Andrew Barnert abarnert at yahoo.com
Wed Apr 8 16:07:39 CEST 2015


On Apr 8, 2015, at 05:34, Anthony Towns <aj at erisian.com.au> wrote:
> 
>>> On 8 April 2015 at 17:25, Andrew Barnert <abarnert at yahoo.com> wrote:
> 
>>> On Apr 7, 2015, at 22:12, Anthony Towns <aj at erisian.com.au> wrote: 
>>>   case point is:
>>>     (x:=Number, y:=Number):
>>>         ...
>>>     {"x": x:=Number, "y": y:=Number}:
>>>         ...
>>>     x,y:=re_pt:
>>>         ...
>> 
>> This is pretty much my proposal with different syntax. I don't think the := buys you anything, and it doesn't make it obvious how to have a pattern that recursively matches its parts. In my proposal, this would look like:
> 
> ​Hmm, I thought that was reasonably straightforward. You'd say things like:
> 
>     case rect_coords is:
>       (pos := (left := Number, top := Number), size := (width := Number, height := Number)):
>           ...
> 
> to pull out rect_coords == (pos, size), pos == (left, top), size == (width, height).

Ah, I see. I was thrown by := looking like assignment in Pascal or some of the mutable ML variants, where it obviously can't be part of a subexpression, but once you get past that, yeah, it's obvious. Sorry.

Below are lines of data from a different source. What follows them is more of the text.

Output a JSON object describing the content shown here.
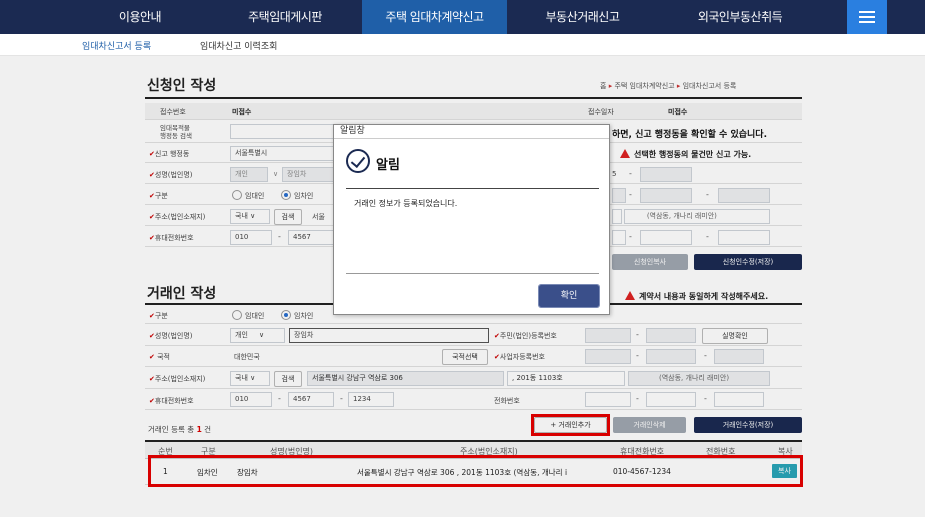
{
  "nav": {
    "items": [
      "이용안내",
      "주택임대게시판",
      "주택 임대차계약신고",
      "부동산거래신고",
      "외국인부동산취득"
    ]
  },
  "subnav": {
    "items": [
      "임대차신고서 등록",
      "임대차신고 이력조회"
    ]
  },
  "applicant": {
    "title": "신청인 작성",
    "breadcrumb": [
      "홈",
      "주택 임대차계약신고",
      "임대차신고서 등록"
    ],
    "receipt_no_label": "접수번호",
    "receipt_no": "미접수",
    "receipt_date_label": "접수일자",
    "receipt_date": "미접수",
    "dong_search_label_1": "임대목적물",
    "dong_search_label_2": "행정동 검색",
    "dong_hint": "하면, 신고 행정동을 확인할 수 있습니다.",
    "report_dong_label": "신고 행정동",
    "report_dong": "서울특별시",
    "report_warn": "선택한 행정동의 물건만 신고 가능.",
    "name_label": "성명(법인명)",
    "name_type": "개인",
    "name": "장임차",
    "id_digit": "5",
    "type_label": "구분",
    "type_opt1": "임대인",
    "type_opt2": "임차인",
    "addr_label": "주소(법인소재지)",
    "addr_domestic": "국내",
    "addr_search": "검색",
    "addr_city": "서울",
    "addr_extra": "(역삼동, 개나리 래미안)",
    "phone_label": "휴대전화번호",
    "phone1": "010",
    "phone2": "4567",
    "btn_copy_applicant": "신청인복사",
    "btn_modify_applicant": "신청인수정(저장)"
  },
  "party": {
    "title": "거래인 작성",
    "warn": "계약서 내용과 동일하게 작성해주세요.",
    "type_label": "구분",
    "type_opt1": "임대인",
    "type_opt2": "임차인",
    "name_label": "성명(법인명)",
    "name_type": "개인",
    "name": "장임차",
    "jumin_label": "주민(법인)등록번호",
    "btn_verify": "실명확인",
    "nation_label": "국적",
    "nation": "대한민국",
    "btn_nation": "국적선택",
    "bizno_label": "사업자등록번호",
    "addr_label": "주소(법인소재지)",
    "addr_domestic": "국내",
    "addr_search": "검색",
    "addr": "서울특별시 강남구 역삼로 306",
    "addr_detail": ", 201동 1103호",
    "addr_extra": "(역삼동, 개나리 래미안)",
    "phone_label": "휴대전화번호",
    "phone1": "010",
    "phone2": "4567",
    "phone3": "1234",
    "tel_label": "전화번호",
    "count_prefix": "거래인 등록 총",
    "count": "1",
    "count_suffix": "건",
    "btn_add": "+ 거래인추가",
    "btn_delete": "거래인삭제",
    "btn_modify": "거래인수정(저장)"
  },
  "table": {
    "headers": [
      "순번",
      "구분",
      "성명(법인명)",
      "주소(법인소재지)",
      "휴대전화번호",
      "전화번호",
      "복사"
    ],
    "rows": [
      {
        "no": "1",
        "type": "임차인",
        "name": "장임차",
        "addr": "서울특별시 강남구 역삼로 306 , 201동 1103호  (역삼동, 개나리 i",
        "mobile": "010-4567-1234",
        "tel": "",
        "copy": "복사"
      }
    ]
  },
  "dialog": {
    "window_title": "알림창",
    "heading": "알림",
    "message": "거래인 정보가 등록되었습니다.",
    "ok": "확인"
  },
  "colors": {
    "nav_bg": "#1b2a52",
    "nav_active": "#1f5fa8",
    "highlight": "#e60000",
    "copy_btn": "#2aa5b8"
  }
}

>>> Though maybe it'd be interesting to have a "deconstructor" protocol for that instead, ie:
>>> 
>>>     Foo(a,b,key=c) = foo
>>> 
>>> is equivalent to something like:
>>> 
>>>     x = Foo.__deconstruct__(foo)
>>>     a = x[0]
>>>     b = x[1]
>>>     c = x["key"]
>> 
>> That is almost exactly my version of __match__, except for two things. 
>> 
>> I didn't think through keyword arguments. You've partly solved the problem, but only partly. For example, Foo(a, b, key=c) and Foo(a, sub=b, key=c) may be identical calls, but the deconstructor can only return one of them, and it may not even be the one that was used for construction. I think something like inspect's argspec objects may handle this, but I'd have to work it through.
> 
> ​I think you could deal with that okay:
> 
> class type:
>     def __deconstruct__(cls, obj):
>         if not isinstance(obj, cls):
>             raise NotDeconstructable
> 
>         result = obj.__dict__.copy()
>         if callable(cls.__init__):
>             argspec = inspect.getargspec(cls.__init__)
>             for i, argname in enumeraate(argspec[1:]):
>                 result[i] = result.get(argname, None)
> 
>         return result
> 
> So if your have def __init__(a, b, key) and you just store them as attributes, you can access them by name or by the same position as per __init__. I guess you could deconstruct *args and **kwargs too, by pulling out the unused values from result, though you'd probably need to use an ordereddict to keep track of things then.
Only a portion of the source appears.